= Yugoslav Socialist Association =

Historic American migrant organization

The Yugoslav Socialist Federation (Jugoslovanska Socialistična Zveza) was a socialist migrant organization in the United States of America, 1905 to 1952, founded in Chicago.

The Jugoslav Socialist Federation was established in Chicago, Illinois, in 1905. The founders were Slovenian, Croatian, and Serbian representatives of several independent socialist and liberal organizations. They represented, in education, socioeconomic class and philosophy, the broad range of South Slavic immigrant America. Although not all Marxist, they were unified in opposition to industrial capitalism and the intrusion of organized religion into economic and political spheres. They also believed in the importance of ethnic awareness and inter-ethnic cooperation among workers. These people established a myriad of organizations in America between 1900 and 1918, among them the Slovenska Narodna Podporna Jednota, the South Slavic cooperative movement, and the Yugoslav Republican Alliance.

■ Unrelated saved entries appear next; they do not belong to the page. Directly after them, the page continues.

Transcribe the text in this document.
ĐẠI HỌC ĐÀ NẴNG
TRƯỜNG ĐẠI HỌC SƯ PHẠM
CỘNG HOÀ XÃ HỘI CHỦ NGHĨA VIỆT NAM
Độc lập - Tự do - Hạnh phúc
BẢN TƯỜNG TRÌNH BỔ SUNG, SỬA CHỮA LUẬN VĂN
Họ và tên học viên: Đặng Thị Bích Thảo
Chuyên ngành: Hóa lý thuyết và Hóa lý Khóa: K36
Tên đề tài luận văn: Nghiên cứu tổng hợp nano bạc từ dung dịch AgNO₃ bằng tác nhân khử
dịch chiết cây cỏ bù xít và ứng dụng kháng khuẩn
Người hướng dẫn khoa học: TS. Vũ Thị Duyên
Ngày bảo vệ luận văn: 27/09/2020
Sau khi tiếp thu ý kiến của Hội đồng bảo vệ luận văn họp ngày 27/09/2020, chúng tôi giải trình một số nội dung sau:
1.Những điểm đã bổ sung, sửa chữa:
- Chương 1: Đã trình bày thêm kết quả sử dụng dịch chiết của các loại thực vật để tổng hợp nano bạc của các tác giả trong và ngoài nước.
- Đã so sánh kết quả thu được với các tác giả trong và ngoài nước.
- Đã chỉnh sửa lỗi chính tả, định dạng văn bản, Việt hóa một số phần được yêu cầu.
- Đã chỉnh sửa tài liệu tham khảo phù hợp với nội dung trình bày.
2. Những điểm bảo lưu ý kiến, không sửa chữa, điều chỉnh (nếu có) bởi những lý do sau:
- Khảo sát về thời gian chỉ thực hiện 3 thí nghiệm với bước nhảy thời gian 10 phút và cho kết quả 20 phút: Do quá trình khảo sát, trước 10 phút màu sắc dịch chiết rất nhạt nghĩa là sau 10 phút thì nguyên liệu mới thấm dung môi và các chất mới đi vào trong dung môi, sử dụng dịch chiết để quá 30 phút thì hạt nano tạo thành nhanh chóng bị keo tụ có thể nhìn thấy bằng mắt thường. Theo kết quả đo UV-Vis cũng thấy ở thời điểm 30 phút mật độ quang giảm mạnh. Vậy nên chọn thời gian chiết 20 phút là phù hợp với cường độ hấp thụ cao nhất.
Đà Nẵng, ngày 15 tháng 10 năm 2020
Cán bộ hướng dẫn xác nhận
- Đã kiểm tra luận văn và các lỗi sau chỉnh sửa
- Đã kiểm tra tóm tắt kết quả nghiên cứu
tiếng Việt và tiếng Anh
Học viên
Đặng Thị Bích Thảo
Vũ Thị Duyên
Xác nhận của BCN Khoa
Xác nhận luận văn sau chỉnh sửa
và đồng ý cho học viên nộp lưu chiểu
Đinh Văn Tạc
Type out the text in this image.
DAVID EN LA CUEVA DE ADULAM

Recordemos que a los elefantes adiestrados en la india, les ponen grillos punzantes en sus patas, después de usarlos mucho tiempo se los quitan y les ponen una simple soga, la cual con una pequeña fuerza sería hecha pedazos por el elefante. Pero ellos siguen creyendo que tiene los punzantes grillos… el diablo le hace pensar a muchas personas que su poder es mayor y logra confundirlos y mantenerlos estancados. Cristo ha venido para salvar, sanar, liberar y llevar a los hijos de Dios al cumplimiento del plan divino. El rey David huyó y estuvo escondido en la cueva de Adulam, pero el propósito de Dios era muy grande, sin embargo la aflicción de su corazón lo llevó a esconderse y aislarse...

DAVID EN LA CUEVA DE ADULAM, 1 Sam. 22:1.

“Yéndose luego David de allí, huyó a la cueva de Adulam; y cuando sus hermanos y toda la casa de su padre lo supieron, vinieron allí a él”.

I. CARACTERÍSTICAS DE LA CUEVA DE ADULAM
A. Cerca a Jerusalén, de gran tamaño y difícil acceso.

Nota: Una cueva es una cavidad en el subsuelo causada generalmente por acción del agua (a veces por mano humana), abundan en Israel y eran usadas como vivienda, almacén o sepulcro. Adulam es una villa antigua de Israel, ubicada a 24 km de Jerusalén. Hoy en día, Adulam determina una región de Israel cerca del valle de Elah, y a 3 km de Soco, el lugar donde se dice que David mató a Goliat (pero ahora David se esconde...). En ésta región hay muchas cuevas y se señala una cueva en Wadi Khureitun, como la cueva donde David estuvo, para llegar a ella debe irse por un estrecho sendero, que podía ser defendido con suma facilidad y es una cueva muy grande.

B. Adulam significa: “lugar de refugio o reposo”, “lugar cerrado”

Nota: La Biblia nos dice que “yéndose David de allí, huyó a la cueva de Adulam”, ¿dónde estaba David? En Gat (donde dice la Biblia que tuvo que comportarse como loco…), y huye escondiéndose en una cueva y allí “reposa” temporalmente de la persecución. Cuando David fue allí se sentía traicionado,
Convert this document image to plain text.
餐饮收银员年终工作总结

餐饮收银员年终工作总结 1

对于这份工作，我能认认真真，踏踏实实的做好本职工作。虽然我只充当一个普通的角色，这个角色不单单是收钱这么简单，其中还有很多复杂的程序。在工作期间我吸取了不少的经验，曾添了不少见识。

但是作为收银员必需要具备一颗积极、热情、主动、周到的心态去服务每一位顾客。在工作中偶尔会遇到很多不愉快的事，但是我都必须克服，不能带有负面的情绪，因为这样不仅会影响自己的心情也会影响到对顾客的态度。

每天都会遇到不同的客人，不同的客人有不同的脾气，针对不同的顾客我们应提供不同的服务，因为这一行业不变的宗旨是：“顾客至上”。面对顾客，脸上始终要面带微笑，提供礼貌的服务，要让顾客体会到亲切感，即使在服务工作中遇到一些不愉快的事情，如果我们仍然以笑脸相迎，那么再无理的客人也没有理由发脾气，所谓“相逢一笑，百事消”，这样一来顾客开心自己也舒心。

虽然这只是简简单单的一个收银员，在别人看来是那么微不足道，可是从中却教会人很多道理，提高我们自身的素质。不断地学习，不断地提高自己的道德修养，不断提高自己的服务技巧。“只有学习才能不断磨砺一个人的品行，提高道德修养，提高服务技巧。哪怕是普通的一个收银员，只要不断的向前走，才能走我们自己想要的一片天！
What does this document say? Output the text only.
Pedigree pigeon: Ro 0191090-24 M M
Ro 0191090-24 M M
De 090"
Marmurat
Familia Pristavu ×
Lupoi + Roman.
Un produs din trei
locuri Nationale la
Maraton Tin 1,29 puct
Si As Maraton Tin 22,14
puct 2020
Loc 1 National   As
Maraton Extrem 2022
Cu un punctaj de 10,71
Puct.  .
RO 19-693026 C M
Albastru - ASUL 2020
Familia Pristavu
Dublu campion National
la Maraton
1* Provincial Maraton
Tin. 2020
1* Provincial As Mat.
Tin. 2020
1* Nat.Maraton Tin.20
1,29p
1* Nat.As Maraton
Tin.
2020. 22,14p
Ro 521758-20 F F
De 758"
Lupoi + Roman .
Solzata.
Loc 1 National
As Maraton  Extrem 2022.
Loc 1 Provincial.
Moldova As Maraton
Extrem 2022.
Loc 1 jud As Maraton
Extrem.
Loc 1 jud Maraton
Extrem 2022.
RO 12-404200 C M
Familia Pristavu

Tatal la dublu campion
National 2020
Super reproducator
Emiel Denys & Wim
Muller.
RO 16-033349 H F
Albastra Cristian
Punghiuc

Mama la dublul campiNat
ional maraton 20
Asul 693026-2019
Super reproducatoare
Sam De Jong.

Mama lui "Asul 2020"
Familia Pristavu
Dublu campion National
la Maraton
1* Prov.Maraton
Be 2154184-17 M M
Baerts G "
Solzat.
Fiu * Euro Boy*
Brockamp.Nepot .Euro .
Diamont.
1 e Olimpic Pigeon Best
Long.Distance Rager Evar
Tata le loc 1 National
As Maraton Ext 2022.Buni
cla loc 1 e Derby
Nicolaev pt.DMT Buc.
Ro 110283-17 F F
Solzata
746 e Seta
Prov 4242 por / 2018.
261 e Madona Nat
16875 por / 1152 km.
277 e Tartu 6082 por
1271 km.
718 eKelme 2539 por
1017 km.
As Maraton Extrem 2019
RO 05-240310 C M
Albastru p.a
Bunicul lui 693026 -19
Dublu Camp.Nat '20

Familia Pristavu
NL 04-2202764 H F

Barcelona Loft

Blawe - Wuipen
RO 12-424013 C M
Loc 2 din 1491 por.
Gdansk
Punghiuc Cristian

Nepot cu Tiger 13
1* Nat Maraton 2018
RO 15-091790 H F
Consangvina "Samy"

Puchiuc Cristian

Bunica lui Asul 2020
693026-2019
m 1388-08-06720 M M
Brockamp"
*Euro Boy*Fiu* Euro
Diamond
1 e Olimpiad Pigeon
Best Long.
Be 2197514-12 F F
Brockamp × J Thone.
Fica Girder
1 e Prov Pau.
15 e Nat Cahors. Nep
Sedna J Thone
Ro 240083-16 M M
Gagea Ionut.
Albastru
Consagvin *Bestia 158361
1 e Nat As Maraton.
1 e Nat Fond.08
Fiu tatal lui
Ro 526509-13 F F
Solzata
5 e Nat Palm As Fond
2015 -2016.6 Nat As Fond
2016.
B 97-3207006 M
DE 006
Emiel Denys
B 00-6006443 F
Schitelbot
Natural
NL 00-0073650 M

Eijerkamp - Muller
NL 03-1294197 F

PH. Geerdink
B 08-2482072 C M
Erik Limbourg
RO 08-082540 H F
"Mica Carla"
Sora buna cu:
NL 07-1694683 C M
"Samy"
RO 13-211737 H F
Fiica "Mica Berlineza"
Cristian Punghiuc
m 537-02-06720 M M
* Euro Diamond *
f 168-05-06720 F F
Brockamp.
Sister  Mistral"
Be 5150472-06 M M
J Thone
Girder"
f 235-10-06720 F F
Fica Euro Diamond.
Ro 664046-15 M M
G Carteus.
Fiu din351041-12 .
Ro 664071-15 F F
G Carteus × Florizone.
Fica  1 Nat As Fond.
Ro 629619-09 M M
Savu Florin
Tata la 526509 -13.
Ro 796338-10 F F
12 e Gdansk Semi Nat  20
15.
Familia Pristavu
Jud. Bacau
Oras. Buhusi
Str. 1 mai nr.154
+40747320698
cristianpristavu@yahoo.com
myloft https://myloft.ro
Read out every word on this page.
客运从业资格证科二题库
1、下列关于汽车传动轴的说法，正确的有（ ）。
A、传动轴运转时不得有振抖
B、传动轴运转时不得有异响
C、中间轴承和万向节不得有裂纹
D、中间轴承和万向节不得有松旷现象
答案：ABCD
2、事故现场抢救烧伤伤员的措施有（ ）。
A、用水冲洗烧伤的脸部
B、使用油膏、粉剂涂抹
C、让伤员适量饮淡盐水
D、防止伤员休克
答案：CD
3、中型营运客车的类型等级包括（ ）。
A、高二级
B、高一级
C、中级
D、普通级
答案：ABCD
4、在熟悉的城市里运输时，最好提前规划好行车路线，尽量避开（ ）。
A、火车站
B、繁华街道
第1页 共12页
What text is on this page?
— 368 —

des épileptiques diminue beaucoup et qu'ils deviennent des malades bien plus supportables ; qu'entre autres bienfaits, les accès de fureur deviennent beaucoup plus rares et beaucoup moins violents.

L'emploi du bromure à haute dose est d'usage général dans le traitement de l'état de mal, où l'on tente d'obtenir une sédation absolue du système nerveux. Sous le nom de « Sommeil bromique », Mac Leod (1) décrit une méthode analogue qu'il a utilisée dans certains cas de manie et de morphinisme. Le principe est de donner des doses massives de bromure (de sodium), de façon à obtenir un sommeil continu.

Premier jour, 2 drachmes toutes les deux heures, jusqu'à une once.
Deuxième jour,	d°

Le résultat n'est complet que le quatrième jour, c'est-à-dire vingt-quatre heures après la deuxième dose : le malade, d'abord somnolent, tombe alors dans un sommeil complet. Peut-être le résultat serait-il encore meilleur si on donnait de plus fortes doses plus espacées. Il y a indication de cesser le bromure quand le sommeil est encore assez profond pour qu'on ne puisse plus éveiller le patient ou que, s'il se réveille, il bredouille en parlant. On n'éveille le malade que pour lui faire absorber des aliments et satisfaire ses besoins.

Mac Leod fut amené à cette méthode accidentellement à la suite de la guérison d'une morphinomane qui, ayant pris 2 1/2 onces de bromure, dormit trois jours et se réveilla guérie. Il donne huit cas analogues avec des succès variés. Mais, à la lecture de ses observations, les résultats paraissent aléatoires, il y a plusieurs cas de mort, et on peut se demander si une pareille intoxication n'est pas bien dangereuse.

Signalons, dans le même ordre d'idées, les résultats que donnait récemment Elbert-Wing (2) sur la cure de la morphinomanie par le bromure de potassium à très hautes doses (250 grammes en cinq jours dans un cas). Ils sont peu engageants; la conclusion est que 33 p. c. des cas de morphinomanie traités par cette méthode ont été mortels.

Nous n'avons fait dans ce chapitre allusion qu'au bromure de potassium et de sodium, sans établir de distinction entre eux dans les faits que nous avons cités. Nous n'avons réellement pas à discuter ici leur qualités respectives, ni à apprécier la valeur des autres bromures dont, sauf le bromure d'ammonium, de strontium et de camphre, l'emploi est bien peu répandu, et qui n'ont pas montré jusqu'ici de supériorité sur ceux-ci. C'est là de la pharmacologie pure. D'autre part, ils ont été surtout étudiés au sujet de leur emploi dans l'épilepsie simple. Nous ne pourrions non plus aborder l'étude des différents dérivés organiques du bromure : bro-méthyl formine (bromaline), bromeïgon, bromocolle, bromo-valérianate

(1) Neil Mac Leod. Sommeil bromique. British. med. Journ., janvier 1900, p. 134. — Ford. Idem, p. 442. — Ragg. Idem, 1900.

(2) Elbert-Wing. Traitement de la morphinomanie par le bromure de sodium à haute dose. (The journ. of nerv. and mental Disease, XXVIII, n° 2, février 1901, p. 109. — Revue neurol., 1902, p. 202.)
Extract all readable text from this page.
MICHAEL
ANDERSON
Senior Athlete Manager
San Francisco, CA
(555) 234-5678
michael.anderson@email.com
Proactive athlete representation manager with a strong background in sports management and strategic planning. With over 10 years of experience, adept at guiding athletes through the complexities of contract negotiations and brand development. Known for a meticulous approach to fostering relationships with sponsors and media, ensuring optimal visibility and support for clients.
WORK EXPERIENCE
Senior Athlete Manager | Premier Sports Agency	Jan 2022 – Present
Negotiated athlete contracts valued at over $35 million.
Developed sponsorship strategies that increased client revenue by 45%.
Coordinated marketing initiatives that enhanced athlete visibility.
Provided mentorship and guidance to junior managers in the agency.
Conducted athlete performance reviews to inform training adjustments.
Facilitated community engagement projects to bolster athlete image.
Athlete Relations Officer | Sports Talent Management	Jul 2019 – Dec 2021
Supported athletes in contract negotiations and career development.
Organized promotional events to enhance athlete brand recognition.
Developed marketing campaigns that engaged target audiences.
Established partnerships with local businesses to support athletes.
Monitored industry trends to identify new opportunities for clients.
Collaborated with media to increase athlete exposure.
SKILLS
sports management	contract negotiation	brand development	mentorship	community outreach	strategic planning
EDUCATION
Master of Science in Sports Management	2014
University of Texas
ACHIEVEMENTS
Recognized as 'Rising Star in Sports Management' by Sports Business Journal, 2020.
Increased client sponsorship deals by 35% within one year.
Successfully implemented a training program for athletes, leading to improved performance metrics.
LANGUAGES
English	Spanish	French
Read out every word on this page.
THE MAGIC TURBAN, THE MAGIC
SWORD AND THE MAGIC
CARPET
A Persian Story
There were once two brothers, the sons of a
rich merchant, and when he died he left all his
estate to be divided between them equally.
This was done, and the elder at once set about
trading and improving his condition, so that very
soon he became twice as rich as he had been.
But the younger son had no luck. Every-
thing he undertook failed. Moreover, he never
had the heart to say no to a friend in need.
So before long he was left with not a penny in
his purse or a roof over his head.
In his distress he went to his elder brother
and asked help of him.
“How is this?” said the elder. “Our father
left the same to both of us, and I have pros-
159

From 1905 until 1914, the Jugoslav Socialist Federation was the primary political organization among South Slav immigrants, dedicated to advancing socialist causes and to enriching the cultural life of its members. From 1912 to 1917, the Federation was affiliated with the Socialist Party of America; it favored entry of the United States into World War I. In 1919, it was expelled from the Socialist Party and most of its Serbian and Croatian members joined the Communist movement. Most of the Slovenian membership remained independent, but sympathetic to the Bolshevik Revolution. In 1922, the Federation reaffiliated with the Socialist Party and remained so until 1940. From 1940 until it ceased to exist in 1952, it functioned as an independent socialist and cultural organization composed mostly of Slovenians. The Federation published two newspapers, Proletarec (Slovenian) and Radnička Straza (Serbo-Croatian) as well as an annual, Ameriški Družinski Koledar. Majski Glas was the May 1st issue of Proletarec, which became a separate publication.